Predicting Houshold Budgets¶
Authors: SoRd1, Jack, pr0faka, Kolio¶
Team: Pigeons¶
Statistics is the painful elaboration of the obvious.
Hello everyone :) We all hope that you had a great time during the Datathon, because we did.
We are working on the case from NSI - to predict the household expenditures per group for the years in which the survey are not conducted.
The project objective is to produce a working decision model which can accurately predict future household expenditure by groups, based on the data gathered for previous years. The benefits to this are optimizing both the timing and costs related to carrying out the survey. The downside of the approach is the possibility of making inaccurate predictions. To avoid this, we base the model on as much back data as possible and also account for additional factors like population growth/decline, inflation, employment, etc.
We have data for the following:
- Total expenditure average per capita by group (COICOP) and by quarters – 2010-2017
- Monetary income by source of income – 2010-2017
- Population by 5-years age group and sex – 2010-2017
- Population, labour force, employed, unemployed and persons not in the labour force, aged 15 years and over by level of education – 2010-2017 (thousands);
- Annual average wages and salaries of the employees under labour contract
The data is a bit messy so we will need some preprocesing to have it in a way that we can work with.
import pandas as pd
import os
import seaborn as sns
import matplotlib.pyplot as plt
import numpy as np
import itertools
import warnings
warnings.filterwarnings("ignore")
from statsmodels.tsa.arima_model import ARIMA
from sklearn import linear_model, kernel_ridge, svm, neighbors, tree, ensemble
from sklearn.preprocessing import MinMaxScaler
path = os.getcwd()
delim = '/'
df_year = pd.DataFrame()
df_quarter = pd.DataFrame()
years = [i for i in range(2010,2018)]
######################## load, mege and explore the data
#extracting data that might be interesting/useful from the first excel file
df = pd.read_excel(path + delim + 'SRZ_GBS i obrazov_LFS.XLSX')

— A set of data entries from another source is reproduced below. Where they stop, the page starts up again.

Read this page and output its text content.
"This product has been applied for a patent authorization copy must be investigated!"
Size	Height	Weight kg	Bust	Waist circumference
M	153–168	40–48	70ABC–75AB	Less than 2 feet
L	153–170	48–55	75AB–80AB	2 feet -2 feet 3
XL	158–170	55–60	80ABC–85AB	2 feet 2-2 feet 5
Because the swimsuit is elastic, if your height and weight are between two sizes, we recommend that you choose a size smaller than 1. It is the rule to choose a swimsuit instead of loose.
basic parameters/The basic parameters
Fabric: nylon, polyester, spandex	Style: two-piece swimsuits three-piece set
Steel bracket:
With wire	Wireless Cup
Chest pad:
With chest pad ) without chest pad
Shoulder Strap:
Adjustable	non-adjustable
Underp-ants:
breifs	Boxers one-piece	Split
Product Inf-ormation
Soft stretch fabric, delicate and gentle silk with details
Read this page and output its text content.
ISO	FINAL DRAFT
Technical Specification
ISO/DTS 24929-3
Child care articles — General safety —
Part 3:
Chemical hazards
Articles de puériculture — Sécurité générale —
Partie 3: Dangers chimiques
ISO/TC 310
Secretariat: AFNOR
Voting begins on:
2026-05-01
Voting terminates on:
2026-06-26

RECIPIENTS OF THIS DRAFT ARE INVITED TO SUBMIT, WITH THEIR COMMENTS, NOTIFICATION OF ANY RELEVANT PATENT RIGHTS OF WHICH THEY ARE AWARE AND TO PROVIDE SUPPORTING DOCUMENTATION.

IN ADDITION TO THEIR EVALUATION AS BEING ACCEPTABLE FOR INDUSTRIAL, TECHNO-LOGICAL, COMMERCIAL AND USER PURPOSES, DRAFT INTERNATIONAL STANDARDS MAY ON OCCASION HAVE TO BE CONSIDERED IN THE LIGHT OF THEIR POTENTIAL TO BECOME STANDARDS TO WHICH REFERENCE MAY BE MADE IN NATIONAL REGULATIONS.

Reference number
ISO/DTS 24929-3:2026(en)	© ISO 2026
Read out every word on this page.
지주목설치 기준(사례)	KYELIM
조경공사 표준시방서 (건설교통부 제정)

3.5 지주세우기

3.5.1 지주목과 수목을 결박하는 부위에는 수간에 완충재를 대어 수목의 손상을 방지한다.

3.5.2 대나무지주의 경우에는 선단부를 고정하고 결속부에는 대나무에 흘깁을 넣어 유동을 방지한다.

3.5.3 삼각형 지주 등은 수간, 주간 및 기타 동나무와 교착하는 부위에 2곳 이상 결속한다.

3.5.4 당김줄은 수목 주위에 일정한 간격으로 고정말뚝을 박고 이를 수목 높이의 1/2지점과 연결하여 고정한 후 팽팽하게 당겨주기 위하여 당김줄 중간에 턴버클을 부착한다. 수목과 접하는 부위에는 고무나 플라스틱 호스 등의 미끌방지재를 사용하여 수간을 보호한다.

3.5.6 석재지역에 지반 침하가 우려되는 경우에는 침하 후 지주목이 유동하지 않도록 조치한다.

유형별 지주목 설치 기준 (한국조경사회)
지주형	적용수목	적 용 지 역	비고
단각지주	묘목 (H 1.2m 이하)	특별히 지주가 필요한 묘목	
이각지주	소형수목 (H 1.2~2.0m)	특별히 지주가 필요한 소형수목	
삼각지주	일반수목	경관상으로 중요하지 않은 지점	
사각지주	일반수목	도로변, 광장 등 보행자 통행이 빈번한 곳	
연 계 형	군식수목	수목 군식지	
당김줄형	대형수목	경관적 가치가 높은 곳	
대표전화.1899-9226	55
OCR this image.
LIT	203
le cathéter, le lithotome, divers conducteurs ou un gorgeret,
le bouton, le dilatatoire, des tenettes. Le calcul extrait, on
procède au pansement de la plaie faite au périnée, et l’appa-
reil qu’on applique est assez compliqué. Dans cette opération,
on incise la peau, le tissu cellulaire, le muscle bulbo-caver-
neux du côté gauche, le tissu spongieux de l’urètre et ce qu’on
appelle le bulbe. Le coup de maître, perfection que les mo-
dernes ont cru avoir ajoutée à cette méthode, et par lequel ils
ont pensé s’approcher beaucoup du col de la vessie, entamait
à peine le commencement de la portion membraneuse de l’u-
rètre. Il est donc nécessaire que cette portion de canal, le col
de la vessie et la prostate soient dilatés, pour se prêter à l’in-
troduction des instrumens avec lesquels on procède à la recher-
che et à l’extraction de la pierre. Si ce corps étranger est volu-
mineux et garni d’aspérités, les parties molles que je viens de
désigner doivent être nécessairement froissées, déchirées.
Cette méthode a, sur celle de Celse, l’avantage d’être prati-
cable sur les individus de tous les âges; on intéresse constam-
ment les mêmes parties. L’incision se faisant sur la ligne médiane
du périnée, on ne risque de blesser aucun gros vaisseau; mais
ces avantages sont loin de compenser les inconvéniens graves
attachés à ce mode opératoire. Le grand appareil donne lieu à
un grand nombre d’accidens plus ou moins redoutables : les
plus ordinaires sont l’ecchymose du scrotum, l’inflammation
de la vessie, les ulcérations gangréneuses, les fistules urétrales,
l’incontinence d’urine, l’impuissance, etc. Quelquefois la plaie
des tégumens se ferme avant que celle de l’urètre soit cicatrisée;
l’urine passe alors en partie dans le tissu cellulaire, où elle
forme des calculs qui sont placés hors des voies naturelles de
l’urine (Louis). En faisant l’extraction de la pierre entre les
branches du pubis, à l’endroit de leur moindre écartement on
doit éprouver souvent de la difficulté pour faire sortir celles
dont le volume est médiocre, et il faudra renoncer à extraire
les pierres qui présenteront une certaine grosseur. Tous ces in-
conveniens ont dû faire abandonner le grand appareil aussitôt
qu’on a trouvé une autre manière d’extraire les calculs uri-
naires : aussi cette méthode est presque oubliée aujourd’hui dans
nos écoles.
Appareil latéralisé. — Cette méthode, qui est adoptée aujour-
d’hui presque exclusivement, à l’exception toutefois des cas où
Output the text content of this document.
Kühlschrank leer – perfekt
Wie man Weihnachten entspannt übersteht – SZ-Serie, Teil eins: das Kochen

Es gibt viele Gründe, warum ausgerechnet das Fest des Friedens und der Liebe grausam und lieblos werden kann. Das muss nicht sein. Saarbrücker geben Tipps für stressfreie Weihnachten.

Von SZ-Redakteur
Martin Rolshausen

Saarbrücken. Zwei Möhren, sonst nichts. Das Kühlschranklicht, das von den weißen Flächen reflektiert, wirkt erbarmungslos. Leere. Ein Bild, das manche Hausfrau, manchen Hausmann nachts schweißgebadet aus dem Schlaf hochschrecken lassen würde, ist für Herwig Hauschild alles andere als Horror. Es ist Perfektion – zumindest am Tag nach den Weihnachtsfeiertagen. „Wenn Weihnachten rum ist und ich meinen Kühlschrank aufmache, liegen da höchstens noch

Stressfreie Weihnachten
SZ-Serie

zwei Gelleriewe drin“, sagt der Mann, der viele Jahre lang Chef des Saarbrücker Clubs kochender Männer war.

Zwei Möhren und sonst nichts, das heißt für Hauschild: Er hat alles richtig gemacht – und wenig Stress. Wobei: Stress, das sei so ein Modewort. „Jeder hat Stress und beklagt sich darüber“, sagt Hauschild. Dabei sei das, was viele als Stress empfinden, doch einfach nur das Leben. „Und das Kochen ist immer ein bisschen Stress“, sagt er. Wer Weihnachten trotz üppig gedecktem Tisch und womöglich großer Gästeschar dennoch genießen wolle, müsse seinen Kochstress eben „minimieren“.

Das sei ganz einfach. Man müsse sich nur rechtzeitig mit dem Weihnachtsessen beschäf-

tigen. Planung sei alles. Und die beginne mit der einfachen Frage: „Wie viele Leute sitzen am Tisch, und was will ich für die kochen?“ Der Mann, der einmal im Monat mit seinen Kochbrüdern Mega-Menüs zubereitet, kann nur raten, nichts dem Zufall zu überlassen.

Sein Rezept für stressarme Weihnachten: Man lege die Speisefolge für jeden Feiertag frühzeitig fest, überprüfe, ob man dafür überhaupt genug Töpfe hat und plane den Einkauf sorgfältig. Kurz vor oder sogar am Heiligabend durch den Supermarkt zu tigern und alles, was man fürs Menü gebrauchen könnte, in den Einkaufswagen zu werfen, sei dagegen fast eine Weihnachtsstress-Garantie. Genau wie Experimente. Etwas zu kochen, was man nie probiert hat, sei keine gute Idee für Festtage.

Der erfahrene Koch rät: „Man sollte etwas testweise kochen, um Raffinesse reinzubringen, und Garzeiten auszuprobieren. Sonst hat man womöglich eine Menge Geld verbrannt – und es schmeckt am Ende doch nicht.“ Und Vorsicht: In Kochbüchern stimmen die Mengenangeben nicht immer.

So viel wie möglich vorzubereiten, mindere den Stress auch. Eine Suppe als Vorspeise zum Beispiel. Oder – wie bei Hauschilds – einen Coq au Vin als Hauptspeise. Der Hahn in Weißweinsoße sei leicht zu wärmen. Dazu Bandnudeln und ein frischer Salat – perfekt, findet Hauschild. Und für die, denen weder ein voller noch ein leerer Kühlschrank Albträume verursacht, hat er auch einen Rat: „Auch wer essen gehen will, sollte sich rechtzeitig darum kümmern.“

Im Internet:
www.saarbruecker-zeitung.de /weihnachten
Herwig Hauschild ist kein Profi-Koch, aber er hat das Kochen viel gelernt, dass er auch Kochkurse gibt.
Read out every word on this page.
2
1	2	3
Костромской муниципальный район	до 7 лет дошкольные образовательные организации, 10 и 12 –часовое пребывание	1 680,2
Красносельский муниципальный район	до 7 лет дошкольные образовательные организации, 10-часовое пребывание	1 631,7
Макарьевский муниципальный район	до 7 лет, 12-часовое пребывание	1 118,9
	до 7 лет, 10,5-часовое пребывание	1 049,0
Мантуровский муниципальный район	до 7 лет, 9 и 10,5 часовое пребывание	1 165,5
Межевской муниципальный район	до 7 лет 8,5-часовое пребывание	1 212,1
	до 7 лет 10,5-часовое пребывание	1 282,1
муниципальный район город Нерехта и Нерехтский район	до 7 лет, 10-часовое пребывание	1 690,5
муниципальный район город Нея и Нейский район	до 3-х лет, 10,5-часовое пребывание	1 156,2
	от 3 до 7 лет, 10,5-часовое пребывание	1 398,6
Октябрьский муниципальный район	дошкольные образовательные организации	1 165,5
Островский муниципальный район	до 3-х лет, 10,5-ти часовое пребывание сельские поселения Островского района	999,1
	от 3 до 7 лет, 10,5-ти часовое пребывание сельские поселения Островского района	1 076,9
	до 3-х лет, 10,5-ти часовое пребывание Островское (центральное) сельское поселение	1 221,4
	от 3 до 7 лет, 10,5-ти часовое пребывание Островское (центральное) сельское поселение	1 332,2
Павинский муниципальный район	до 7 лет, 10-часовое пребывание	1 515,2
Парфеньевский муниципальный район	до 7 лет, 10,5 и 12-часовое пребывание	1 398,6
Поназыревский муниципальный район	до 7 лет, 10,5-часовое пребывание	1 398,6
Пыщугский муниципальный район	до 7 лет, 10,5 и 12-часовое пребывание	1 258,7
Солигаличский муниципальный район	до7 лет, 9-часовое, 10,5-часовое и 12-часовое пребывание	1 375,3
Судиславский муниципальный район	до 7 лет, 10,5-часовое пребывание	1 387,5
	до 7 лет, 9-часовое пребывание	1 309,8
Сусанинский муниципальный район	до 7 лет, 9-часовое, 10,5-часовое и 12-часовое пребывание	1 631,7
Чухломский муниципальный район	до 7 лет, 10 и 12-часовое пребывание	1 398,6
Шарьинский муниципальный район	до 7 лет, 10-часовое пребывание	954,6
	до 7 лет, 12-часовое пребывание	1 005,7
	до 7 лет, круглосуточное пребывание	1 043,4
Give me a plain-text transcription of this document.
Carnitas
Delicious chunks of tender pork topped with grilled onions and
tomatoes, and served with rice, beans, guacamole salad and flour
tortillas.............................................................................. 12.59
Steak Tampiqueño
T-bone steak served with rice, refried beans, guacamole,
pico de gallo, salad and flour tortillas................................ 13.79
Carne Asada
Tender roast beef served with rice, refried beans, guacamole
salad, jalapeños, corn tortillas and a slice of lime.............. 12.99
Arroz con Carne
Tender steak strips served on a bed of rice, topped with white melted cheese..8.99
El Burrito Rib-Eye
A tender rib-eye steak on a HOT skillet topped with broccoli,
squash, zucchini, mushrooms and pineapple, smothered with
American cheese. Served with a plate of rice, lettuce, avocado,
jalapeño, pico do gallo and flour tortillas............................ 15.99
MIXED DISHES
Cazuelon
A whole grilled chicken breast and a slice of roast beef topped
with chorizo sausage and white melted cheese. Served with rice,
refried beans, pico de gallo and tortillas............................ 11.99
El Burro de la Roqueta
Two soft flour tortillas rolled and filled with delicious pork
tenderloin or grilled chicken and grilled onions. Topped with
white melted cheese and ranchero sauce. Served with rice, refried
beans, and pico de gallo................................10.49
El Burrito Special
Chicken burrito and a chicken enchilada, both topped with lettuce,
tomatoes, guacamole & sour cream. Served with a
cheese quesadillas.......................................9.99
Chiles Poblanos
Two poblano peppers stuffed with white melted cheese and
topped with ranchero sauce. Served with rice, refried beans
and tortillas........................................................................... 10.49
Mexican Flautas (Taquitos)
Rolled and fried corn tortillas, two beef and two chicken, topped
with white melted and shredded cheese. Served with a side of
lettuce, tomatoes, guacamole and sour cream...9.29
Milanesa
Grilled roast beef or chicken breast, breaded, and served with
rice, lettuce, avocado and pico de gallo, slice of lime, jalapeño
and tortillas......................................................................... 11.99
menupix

df.columns = ['timeframe','education', 'population', 'labour_force', 'employed', 'unemployed', 'not_in_labour_force']
df = df.drop(df.index[[0,1]])
df['timeframe'] = [i for i in range(2010,2018) for j in range(7)]
df_tmp = df[df['education'].str.contains('Total')]
df_tmp = df_tmp.set_index(df_tmp['timeframe'])
df_year = df_tmp[['population','labour_force']]
df_year['precent_emploeyd'] = df_tmp['employed'] / df_tmp['labour_force'] * 100
df_year = df_year.set_index(df_tmp['timeframe'])
df_tmp = df[df['education'].str.contains('Higher')].set_index(df_tmp['timeframe'])
df_year['unempl_higher_edu'] = df_tmp['unemployed'] / df_tmp['labour_force'] * 100
df_tmp = df[df['education'].str.contains('Lower')].set_index(df_tmp['timeframe'])
df_year['unempl_lower_edu'] = df_tmp['unemployed'] / df_tmp['labour_force'] * 100
#adding the data from the second sheet as well
df = pd.read_excel(path + delim + 'SRZ_GBS i obrazov_LFS.XLSX','STZ', header=2)
df.columns = years
df = df.dropna(axis = 0).T
df_year['avg_annual_income'] = df['Total']
#loading the data form the second excel file - it's merged to the first dataframe
df = pd.read_excel(path + delim + 'Pensions 2011-2017.xlsx')
df = df.dropna(axis='rows')[1:]
df.columns = ['timeframe', 'num_pensioners', 'num_pensions', 'avg_pension']
df_quarter = df[df['timeframe'].str.contains('average')]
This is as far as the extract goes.